On an 800-acre spread in Verona,Wis., is the headquarters of one of the largest health care-specific information technology firms in the nation. Living up to its eponymous name, Madison-founded Epic Systems Corp. serves 42 percent of the U.S. population with 270 clients, employs 5,400 people and generated a record $1.2 billion in revenue last year.
Health care information technology, or HIT for short, has grown as an economic sector by exponential proportions in recent years. Far from a cottage enterprise, the software and network systems companies have become a well-established industry in high demand.
In its white paper, “Healthcare IT Insights and Opportunities,” Downers Grove, Ill.-based CompTIA reports that three-fourths of health care providers expected to increase their technology spending, which in 2010 stood at about $50 billion.
Medical providers are in the midst of a technological insurgence, ramping up efforts to reduce operational and overhead costs, increase staff productivity, improve workflow efficiency and increase patient satisfaction in a growing and increasingly complex environment.

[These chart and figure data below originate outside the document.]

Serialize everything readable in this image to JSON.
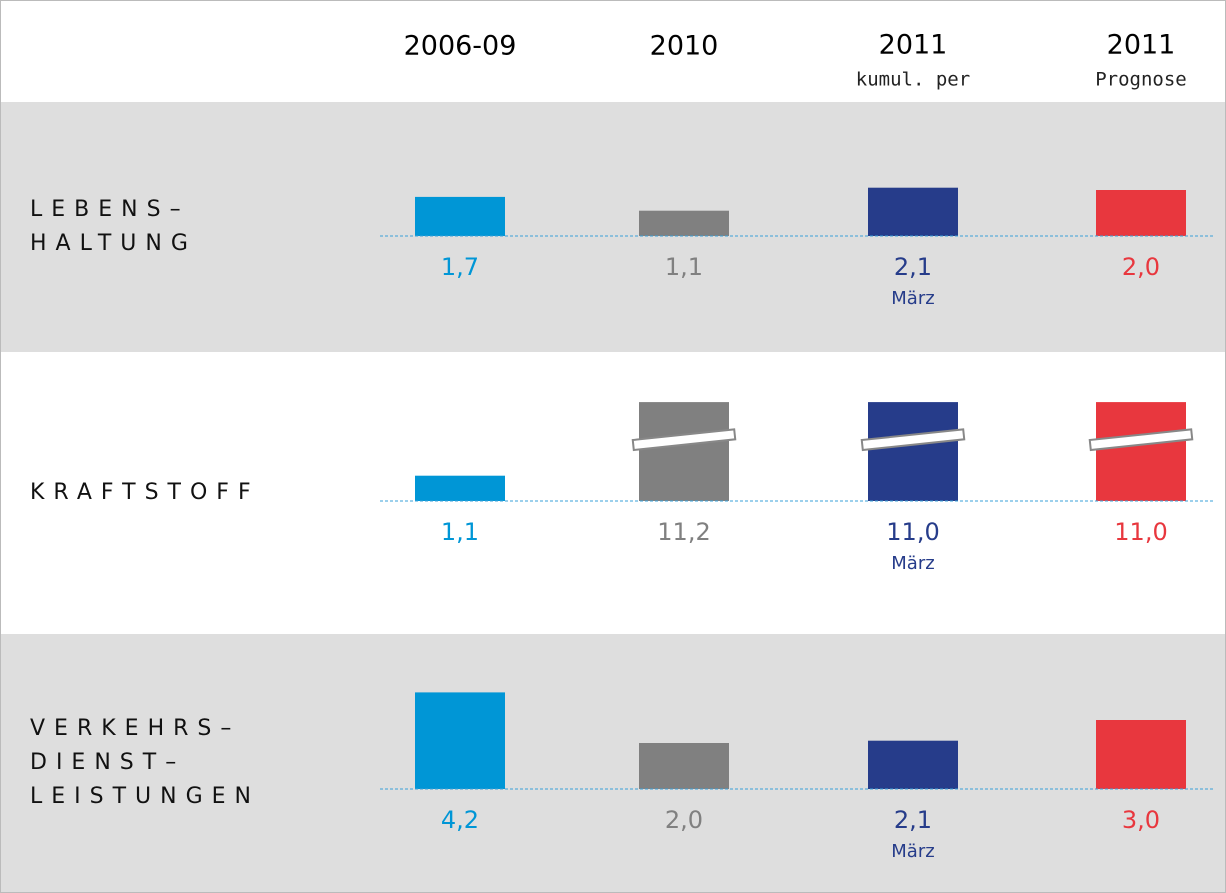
{
  "header": {
    "columns": [
      {
        "title": "2006-09"
      },
      {
        "title": "2010"
      },
      {
        "title": "2011",
        "subtitle": "kumul. per"
      },
      {
        "title": "2011",
        "subtitle": "Prognose"
      }
    ]
  },
  "chart_data": [
    {
      "type": "bar",
      "title": [
        "LEBENS–",
        "HALTUNG"
      ],
      "values": [
        1.7,
        1.1,
        2.1,
        2.0
      ],
      "value_labels": [
        "1,7",
        "1,1",
        "2,1",
        "2,0"
      ],
      "annotation": "März",
      "colors": [
        "#0096d6",
        "#808080",
        "#263c8a",
        "#e8373e"
      ],
      "ylim": [
        0,
        4.3
      ]
    },
    {
      "type": "bar",
      "title": [
        "KRAFTSTOFF"
      ],
      "values": [
        1.1,
        11.2,
        11.0,
        11.0
      ],
      "value_labels": [
        "1,1",
        "11,2",
        "11,0",
        "11,0"
      ],
      "annotation": "März",
      "colors": [
        "#0096d6",
        "#808080",
        "#263c8a",
        "#e8373e"
      ],
      "ylim": [
        0,
        4.3
      ]
    },
    {
      "type": "bar",
      "title": [
        "VERKEHRS–",
        "DIENST–",
        "LEISTUNGEN"
      ],
      "values": [
        4.2,
        2.0,
        2.1,
        3.0
      ],
      "value_labels": [
        "4,2",
        "2,0",
        "2,1",
        "3,0"
      ],
      "annotation": "März",
      "colors": [
        "#0096d6",
        "#808080",
        "#263c8a",
        "#e8373e"
      ],
      "ylim": [
        0,
        4.3
      ]
    }
  ]
}
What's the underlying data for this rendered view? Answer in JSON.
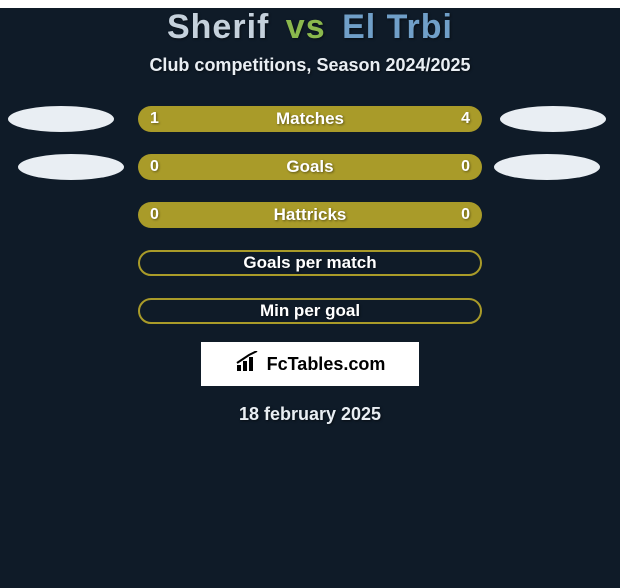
{
  "background_color": "#0f1b28",
  "title": {
    "player1": "Sherif",
    "vs": "vs",
    "player2": "El Trbi",
    "player1_color": "#c5d1dc",
    "vs_color": "#8bb84d",
    "player2_color": "#709fc8"
  },
  "subtitle": {
    "text": "Club competitions, Season 2024/2025",
    "color": "#e9eef3"
  },
  "accent_colors": {
    "olive": "#a99b29",
    "white": "#ffffff",
    "bar_border": "#a99b29",
    "bar_label": "#ffffff",
    "ellipse_left": "#e9eef3",
    "ellipse_right": "#e9eef3"
  },
  "rows": [
    {
      "label": "Matches",
      "left_value": "1",
      "right_value": "4",
      "left_fill_pct": 18,
      "right_fill_pct": 82,
      "left_fill_color": "#a99b29",
      "right_fill_color": "#a99b29",
      "has_border": false,
      "show_values": true,
      "show_left_ellipse": true,
      "show_right_ellipse": true
    },
    {
      "label": "Goals",
      "left_value": "0",
      "right_value": "0",
      "left_fill_pct": 50,
      "right_fill_pct": 50,
      "left_fill_color": "#a99b29",
      "right_fill_color": "#a99b29",
      "has_border": false,
      "show_values": true,
      "show_left_ellipse": true,
      "show_right_ellipse": true
    },
    {
      "label": "Hattricks",
      "left_value": "0",
      "right_value": "0",
      "left_fill_pct": 50,
      "right_fill_pct": 50,
      "left_fill_color": "#a99b29",
      "right_fill_color": "#a99b29",
      "has_border": false,
      "show_values": true,
      "show_left_ellipse": false,
      "show_right_ellipse": false
    },
    {
      "label": "Goals per match",
      "left_value": "",
      "right_value": "",
      "left_fill_pct": 0,
      "right_fill_pct": 0,
      "left_fill_color": "#a99b29",
      "right_fill_color": "#a99b29",
      "has_border": true,
      "show_values": false,
      "show_left_ellipse": false,
      "show_right_ellipse": false
    },
    {
      "label": "Min per goal",
      "left_value": "",
      "right_value": "",
      "left_fill_pct": 0,
      "right_fill_pct": 0,
      "left_fill_color": "#a99b29",
      "right_fill_color": "#a99b29",
      "has_border": true,
      "show_values": false,
      "show_left_ellipse": false,
      "show_right_ellipse": false
    }
  ],
  "brand": {
    "text": "FcTables.com",
    "box_bg": "#ffffff",
    "icon_color": "#000000"
  },
  "date": {
    "text": "18 february 2025",
    "color": "#e9eef3"
  },
  "ellipse_offsets": {
    "left_x_shift": [
      0,
      10
    ],
    "right_x_shift": [
      0,
      10
    ]
  }
}
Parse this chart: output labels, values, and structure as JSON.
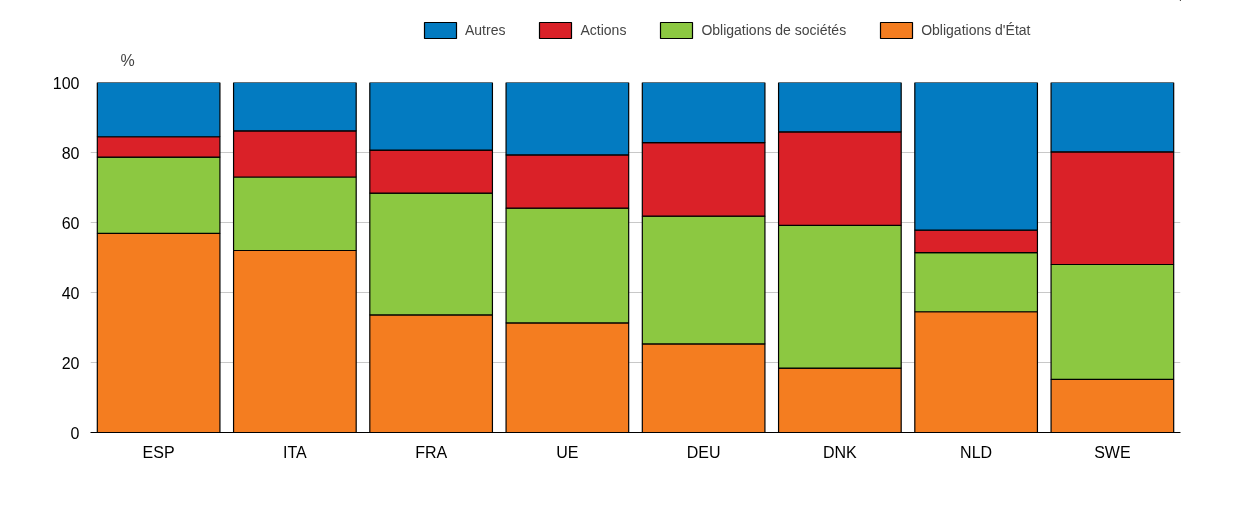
{
  "chart_data": {
    "type": "bar",
    "stacked": true,
    "ylabel": "%",
    "categories": [
      "ESP",
      "ITA",
      "FRA",
      "UE",
      "DEU",
      "DNK",
      "NLD",
      "SWE"
    ],
    "series": [
      {
        "name": "Obligations d'État",
        "color": "#f47d20",
        "values": [
          56.9,
          52.0,
          33.6,
          31.3,
          25.3,
          18.4,
          34.5,
          15.2
        ]
      },
      {
        "name": "Obligations de sociétés",
        "color": "#8cc841",
        "values": [
          21.8,
          21.0,
          34.8,
          32.8,
          36.5,
          40.8,
          16.9,
          32.8
        ]
      },
      {
        "name": "Actions",
        "color": "#da2128",
        "values": [
          5.8,
          13.2,
          12.3,
          15.2,
          21.0,
          26.7,
          6.4,
          32.2
        ]
      },
      {
        "name": "Autres",
        "color": "#037bc1",
        "values": [
          15.5,
          13.8,
          19.3,
          20.7,
          17.2,
          14.1,
          42.2,
          19.8
        ]
      }
    ],
    "ylim": [
      0,
      100
    ],
    "yticks": [
      0,
      20,
      40,
      60,
      80,
      100
    ],
    "grid": "y",
    "legend": "top"
  }
}
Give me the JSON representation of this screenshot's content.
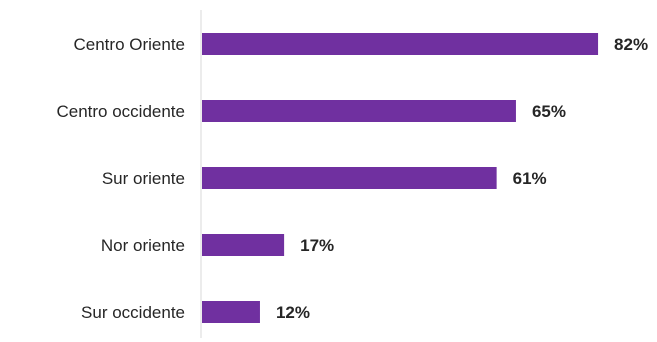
{
  "chart_data": {
    "type": "bar",
    "orientation": "horizontal",
    "categories": [
      "Centro Oriente",
      "Centro occidente",
      "Sur oriente",
      "Nor oriente",
      "Sur occidente"
    ],
    "values": [
      82,
      65,
      61,
      17,
      12
    ],
    "value_labels": [
      "82%",
      "65%",
      "61%",
      "17%",
      "12%"
    ],
    "title": "",
    "xlabel": "",
    "ylabel": "",
    "xlim": [
      0,
      100
    ],
    "grid": false,
    "legend": "none",
    "bar_color": "#7030A0",
    "axis_color": "#D9D9D9"
  }
}
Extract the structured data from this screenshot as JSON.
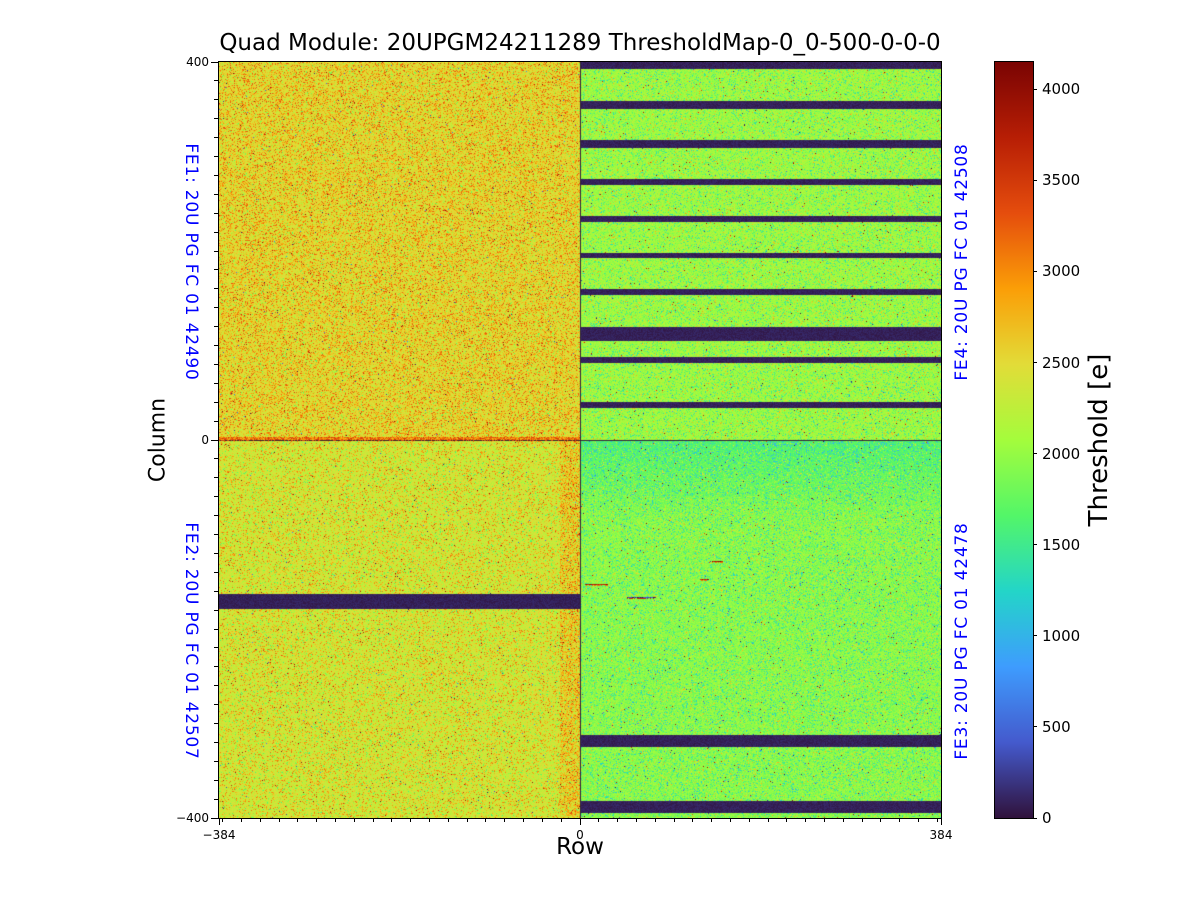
{
  "chart_data": {
    "type": "heatmap",
    "title": "Quad Module: 20UPGM24211289 ThresholdMap-0_0-500-0-0-0",
    "xlabel": "Row",
    "ylabel": "Column",
    "colorbar_label": "Threshold [e]",
    "colormap": "turbo",
    "colormap_stops": [
      "#30123b",
      "#445acd",
      "#3e9cfe",
      "#23d5c8",
      "#53f668",
      "#a4fc3c",
      "#e2dc38",
      "#fb9e07",
      "#e54d0d",
      "#b71e05",
      "#7a0403"
    ],
    "value_range": [
      0,
      4150
    ],
    "xlim": [
      -384,
      384
    ],
    "ylim": [
      -400,
      400
    ],
    "grid": false,
    "legend": "colorbar-right",
    "xticks": [
      {
        "value": -384,
        "label": "−384"
      },
      {
        "value": 0,
        "label": "0"
      },
      {
        "value": 384,
        "label": "384"
      }
    ],
    "yticks": [
      {
        "value": 400,
        "label": "400"
      },
      {
        "value": 0,
        "label": "0"
      },
      {
        "value": -400,
        "label": "−400"
      }
    ],
    "minor_tick_step": 20,
    "colorbar_ticks": [
      {
        "value": 0,
        "label": "0"
      },
      {
        "value": 500,
        "label": "500"
      },
      {
        "value": 1000,
        "label": "1000"
      },
      {
        "value": 1500,
        "label": "1500"
      },
      {
        "value": 2000,
        "label": "2000"
      },
      {
        "value": 2500,
        "label": "2500"
      },
      {
        "value": 3000,
        "label": "3000"
      },
      {
        "value": 3500,
        "label": "3500"
      },
      {
        "value": 4000,
        "label": "4000"
      }
    ],
    "label_color": "#0000ff",
    "quadrants": [
      {
        "id": "FE1",
        "label": "FE1: 20U PG FC 01 42490",
        "position": "top-left",
        "mean_threshold": 2480,
        "spread": 170,
        "p_high": 0.2,
        "p_low": 0.05,
        "p_red": 0.006,
        "p_dark": 0.0025,
        "dead_bands": [],
        "warm_bottom_rows": 3
      },
      {
        "id": "FE4",
        "label": "FE4: 20U PG FC 01 42508",
        "position": "top-right",
        "mean_threshold": 2060,
        "spread": 150,
        "p_high": 0.05,
        "p_low": 0.12,
        "p_red": 0.004,
        "p_dark": 0.003,
        "dead_bands": [
          [
            0.0,
            0.016
          ],
          [
            0.103,
            0.122
          ],
          [
            0.206,
            0.225
          ],
          [
            0.307,
            0.325
          ],
          [
            0.405,
            0.423
          ],
          [
            0.503,
            0.518
          ],
          [
            0.598,
            0.616
          ],
          [
            0.701,
            0.738
          ],
          [
            0.78,
            0.796
          ],
          [
            0.899,
            0.915
          ]
        ]
      },
      {
        "id": "FE2",
        "label": "FE2: 20U PG FC 01 42507",
        "position": "bottom-left",
        "mean_threshold": 2350,
        "spread": 170,
        "p_high": 0.14,
        "p_low": 0.06,
        "p_red": 0.005,
        "p_dark": 0.002,
        "dead_bands": [
          [
            0.405,
            0.447
          ]
        ],
        "warm_right_cols": 20
      },
      {
        "id": "FE3",
        "label": "FE3: 20U PG FC 01 42478",
        "position": "bottom-right",
        "mean_threshold": 1960,
        "spread": 150,
        "p_high": 0.05,
        "p_low": 0.12,
        "p_red": 0.003,
        "p_dark": 0.005,
        "dead_bands": [
          [
            0.78,
            0.81
          ],
          [
            0.955,
            0.985
          ]
        ],
        "cool_top": {
          "depth": 0.22,
          "delta": -320
        },
        "red_dashes": [
          {
            "x0": 0.014,
            "x1": 0.075,
            "y": 0.381,
            "kind": "red"
          },
          {
            "x0": 0.13,
            "x1": 0.208,
            "y": 0.415,
            "kind": "dark"
          },
          {
            "x0": 0.332,
            "x1": 0.354,
            "y": 0.368,
            "kind": "red"
          },
          {
            "x0": 0.366,
            "x1": 0.393,
            "y": 0.32,
            "kind": "red"
          }
        ]
      }
    ]
  }
}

Add to that the nation’s aging population, the increased affordability and accessibility of technology services, and the overall modernization of the country’s health care systems and it’s clear why health care IT providers are seeing a boost in business.
Diversified IT firms looking to get in on the action have turned their attention to the health care vertical, while niche firms such as Epic have watched revenues climb.
Brookfield-based IT firm, SysLogic Inc. has seen its health care IT services grow to about 15 percent of its business, according to executive vice president, Thomas Windsor, who expects that number to swell in coming years.
“Our focus – it has really grown,” Windsor said. “We have all these systems with all of this data. (Medical providers) don’t understand IT. They say, ‘We’re in health care.’ It’s an opportunity for us. We’re definitely making an investment.”
SysLogic currently serves small and mid-sized businesses in the health care vertical, Windsor said.
Privately-held Epic declined to be interviewed for this story, but according to Russ Hinz, director of EHR Clinical Adoption and Transformation at Milwaukee-based Aurora Health Care, the state’s largest health care system is in a two-year-long transition to Epic’s IT and Electronic Health Records (EHR) system.
San Jose, Calif.-based Global Industry Analysts Inc. pegged the EHR market in North America at $5 billion, a number that could spawn a hiring spree of the estimated 50,000 IT professionals needed to effectively implement EHR transitions in the United States.
Costing Aurora upwards of $200 million (“It’s the equivalent of building a smaller hospital,” Hinz says), Epic’s IT and EHR system is expected to better integrate patient records system-wide and improve WiFi accessibility, allowing physicians and staff to seamlessly utilize advanced technological tools such as laptops, convertibles, tablets and smart phones.
Medical providers’ steady adoption of new technologies has helped fuel the HIT sector, but CompTIA, an IT trade group that tracks HIT trends, says electronic medical records continue to create the lion’s share of profits.
The American Recovery and Reinvestment Act (“Obamacare”) added an extra push when it dangled a carrot in the form of federal subsidies to medical providers who made the switch to EHR.
Aurora is among those who took advantage of the subsidies, Hinz said.
“Aurora (uses) evidence-based practiced medicine,” said Hinz. “With EHR, a patient will have one record – it can go from one hospital to another. We can track information, track patients who are with us, see better outcomes and (provide) better care.”
Similar to other state systems, Aurora also houses electronic records accessible by the patient. Their program is called MyChart, which allows patients to re-order prescriptions, view test results, and schedule appointments, in addition to other tasks.
Engaging patients is a priority for health care systems adopting new technologies and for doctors going digital. In addition to offering comprehensive electronic medical records, medical providers are launching various interactive websites, communicating regularly via social media and are developing custom mobile sites and apps for smart phones and tablets.
Tablets are taking on significant importance as more physicians discover their unique mobility and accessibility features. In the northwest part of the state, Marshfield Clinic manages more than 3,800 tablets system-wide. According to Mary Schalow, Marshfield Clinic director of information and support, doctors use the tablets for “everything.”
“That is their only device,” Schalow said. “They use it for patient care, viewing patient records, billing data, visit information, diagnoses, macros to build their notes, email and internal communications. It’s provided a work-life balance.”
Historically, medical systems have been paper-based, said CompTIA vice president of research, Tim Herbert. It was timely and expensive to fill out dozens of forms, search for and pull records for a patient.
“The health care sector has been a bit laggard in adopting new technology,” Herbert said. “Doctors now recognize the efficiency, the aging population, growing costs – technology is seen as part of the solution. It’s providing new ways to analyze data on a macro level.”
“It’s all about data,” said Windsor, who believes medical providers will eventually use data the same way that companies’ marketing departments use analytics to track consumer habits.